Speaking at this week’s Conservative Party Conference in Birmingham, Gove said the new scheme will specifically address waste from supermarkets and food manufacturers as the first part of a new ‘food strategy’.
“Every year, around 100,000 tonnes of readily available and perfectly edible food is never eaten. This has got to change,” he said. “In the coming months we will work closely with business, charities and volunteers to deliver a new scheme to tackle this problem.”
Leading food waste charity, FareShare, has welcomed the funding and said it will also help producers and farmers to offset costs linked to redistributing food.
FareShare chief executive Lindsay Boswell said: “Right now, it actually costs farmers, manufacturers and packers a lot less to dump or recycle fresh, in date food than to redistribute it to good causes – in part because of the cost of keeping the surplus food fit for human consumption.
“With the barriers to charitable food redistribution removed, businesses will no longer be penalised for doing the right thing with their food: using it to feed people.
“We see this fund as principally for food producers and not the supermarkets. The big supermarkets have already invested in charitable redistribution from their stores and this is about supporting their suppliers to do the same.”

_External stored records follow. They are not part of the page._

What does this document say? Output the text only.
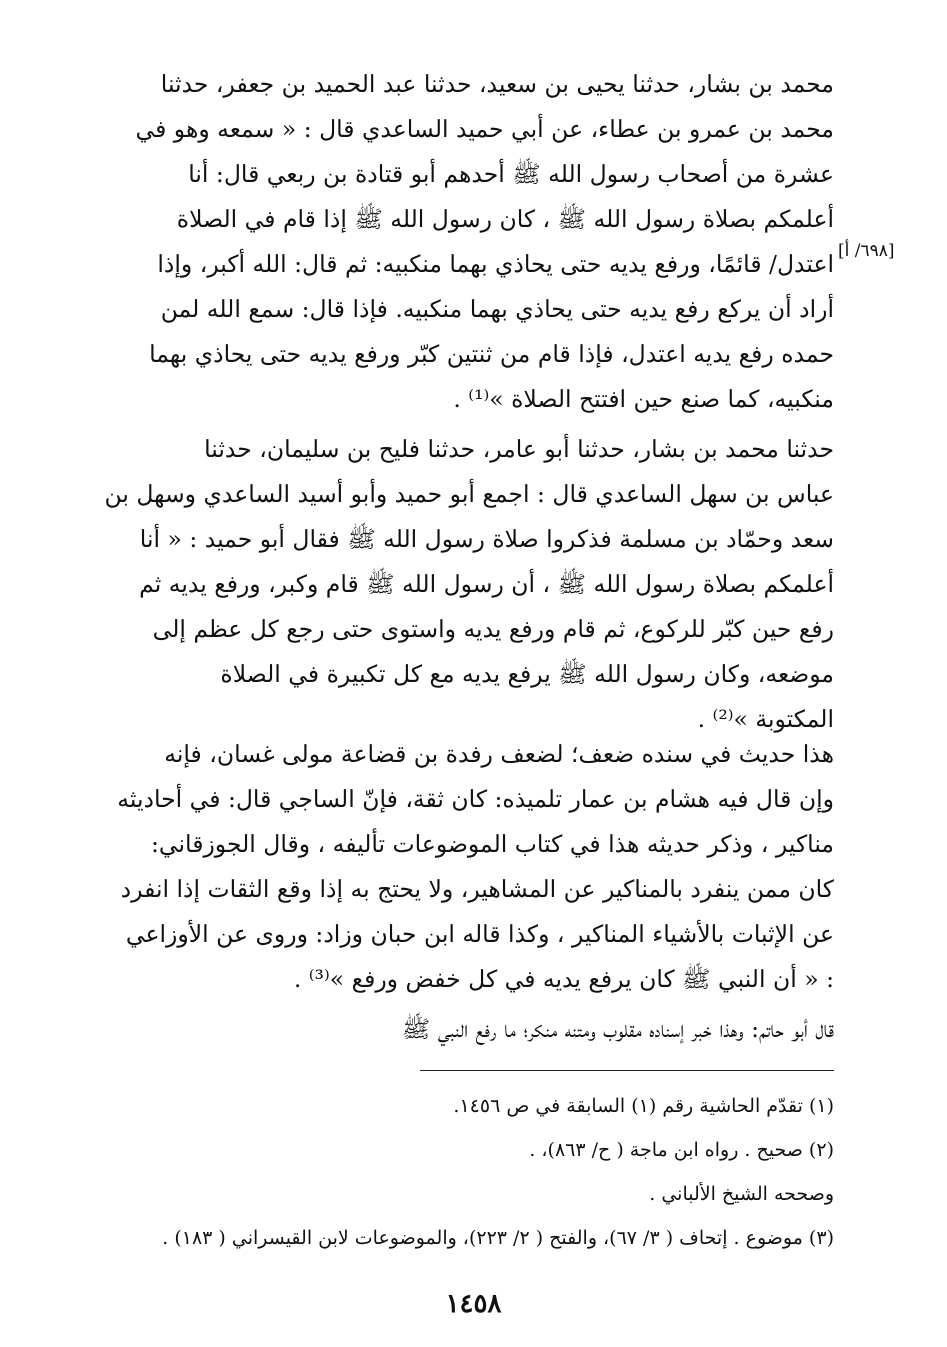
[٦٩٨/ أ]
محمد بن بشار، حدثنا يحيى بن سعيد، حدثنا عبد الحميد بن جعفر، حدثنا
محمد بن عمرو بن عطاء، عن أبي حميد الساعدي قال : « سمعه وهو في
عشرة من أصحاب رسول الله ﷺ أحدهم أبو قتادة بن ربعي قال: أنا
أعلمكم بصلاة رسول الله ﷺ ، كان رسول الله ﷺ إذا قام في الصلاة
اعتدل/ قائمًا، ورفع يديه حتى يحاذي بهما منكبيه: ثم قال: الله أكبر، وإذا
أراد أن يركع رفع يديه حتى يحاذي بهما منكبيه. فإذا قال: سمع الله لمن
حمده رفع يديه اعتدل، فإذا قام من ثنتين كبّر ورفع يديه حتى يحاذي بهما
منكبيه، كما صنع حين افتتح الصلاة »⁽¹⁾ .
حدثنا محمد بن بشار، حدثنا أبو عامر، حدثنا فليح بن سليمان، حدثنا
عباس بن سهل الساعدي قال : اجمع أبو حميد وأبو أسيد الساعدي وسهل بن
سعد وحمّاد بن مسلمة فذكروا صلاة رسول الله ﷺ فقال أبو حميد : « أنا
أعلمكم بصلاة رسول الله ﷺ ، أن رسول الله ﷺ قام وكبر، ورفع يديه ثم
رفع حين كبّر للركوع، ثم قام ورفع يديه واستوى حتى رجع كل عظم إلى
موضعه، وكان رسول الله ﷺ يرفع يديه مع كل تكبيرة في الصلاة
المكتوبة »⁽²⁾ .
هذا حديث في سنده ضعف؛ لضعف رفدة بن قضاعة مولى غسان، فإنه
وإن قال فيه هشام بن عمار تلميذه: كان ثقة، فإنّ الساجي قال: في أحاديثه
مناكير ، وذكر حديثه هذا في كتاب الموضوعات تأليفه ، وقال الجوزقاني:
كان ممن ينفرد بالمناكير عن المشاهير، ولا يحتج به إذا وقع الثقات إذا انفرد
عن الإثبات بالأشياء المناكير ، وكذا قاله ابن حبان وزاد: وروى عن الأوزاعي
: « أن النبي ﷺ كان يرفع يديه في كل خفض ورفع »⁽³⁾ .
قال أبو حاتم: وهذا خبر إسناده مقلوب ومتنه منكر؛ ما رفع النبي ﷺ
(١) تقدّم الحاشية رقم (١) السابقة في ص ١٤٥٦.
(٢) صحيح . رواه ابن ماجة ( ح/ ٨٦٣)، .
وصححه الشيخ الألباني .
(٣) موضوع . إتحاف ( ٣/ ٦٧)، والفتح ( ٢/ ٢٢٣)، والموضوعات لابن القيسراني ( ١٨٣) .
١٤٥٨
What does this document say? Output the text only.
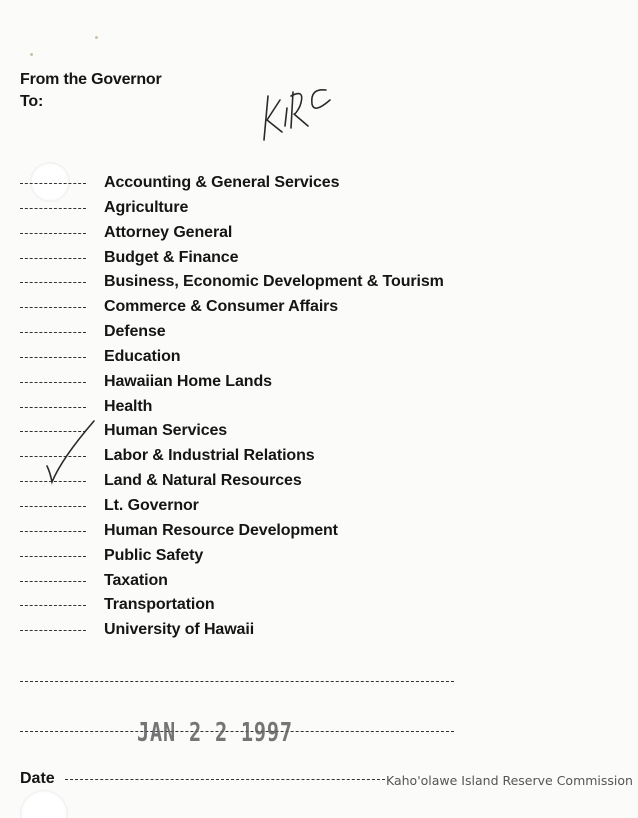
From the Governor
To:
Accounting & General Services
Agriculture
Attorney General
Budget & Finance
Business, Economic Development & Tourism
Commerce & Consumer Affairs
Defense
Education
Hawaiian Home Lands
Health
Human Services
Labor & Industrial Relations
Land & Natural Resources
Lt. Governor
Human Resource Development
Public Safety
Taxation
Transportation
University of Hawaii
JAN 2 2 1997
Date	Kaho'olawe Island Reserve Commission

In 2017, 205,000t of surplus food was wasted in the retail and food manufacturing sectors, according to the food waste charity Wrap, with around 100,000t of this estimated to be accessible, edible and available for redistribution. Currently, around 43,000t of surplus food is redistributed every year.
Further action to help cut food waste from all sources, including households, is being considered, Gove said.
Elsewhere in his speech, Gove said the Tories “will launch a new front in the war against waste” and “take steps to make recycling easier”, although offered no further detail.
It comes as this week Riverford founder Guy Singh-Watson’s video rant on plastic packaging went viral on social media. In a rallying cry for concrete government action, Singh-Watson explained how efforts to recycle are hampered by fragmented kerbside collection processes across the country that discourage both home recycling efforts, and companies’ sustainable packaging policies.
The video has been shared almost 4,000 times on Facebook and Twitter, including by various high-profile food campaigners and academics. Leading food policy expert, Professor Tim Lang, tweeted: “Interested in plastics? Please watch this heartfelt, angry, informative, funny, demanding short video by Guy Singh-Watson. Says it all, really.”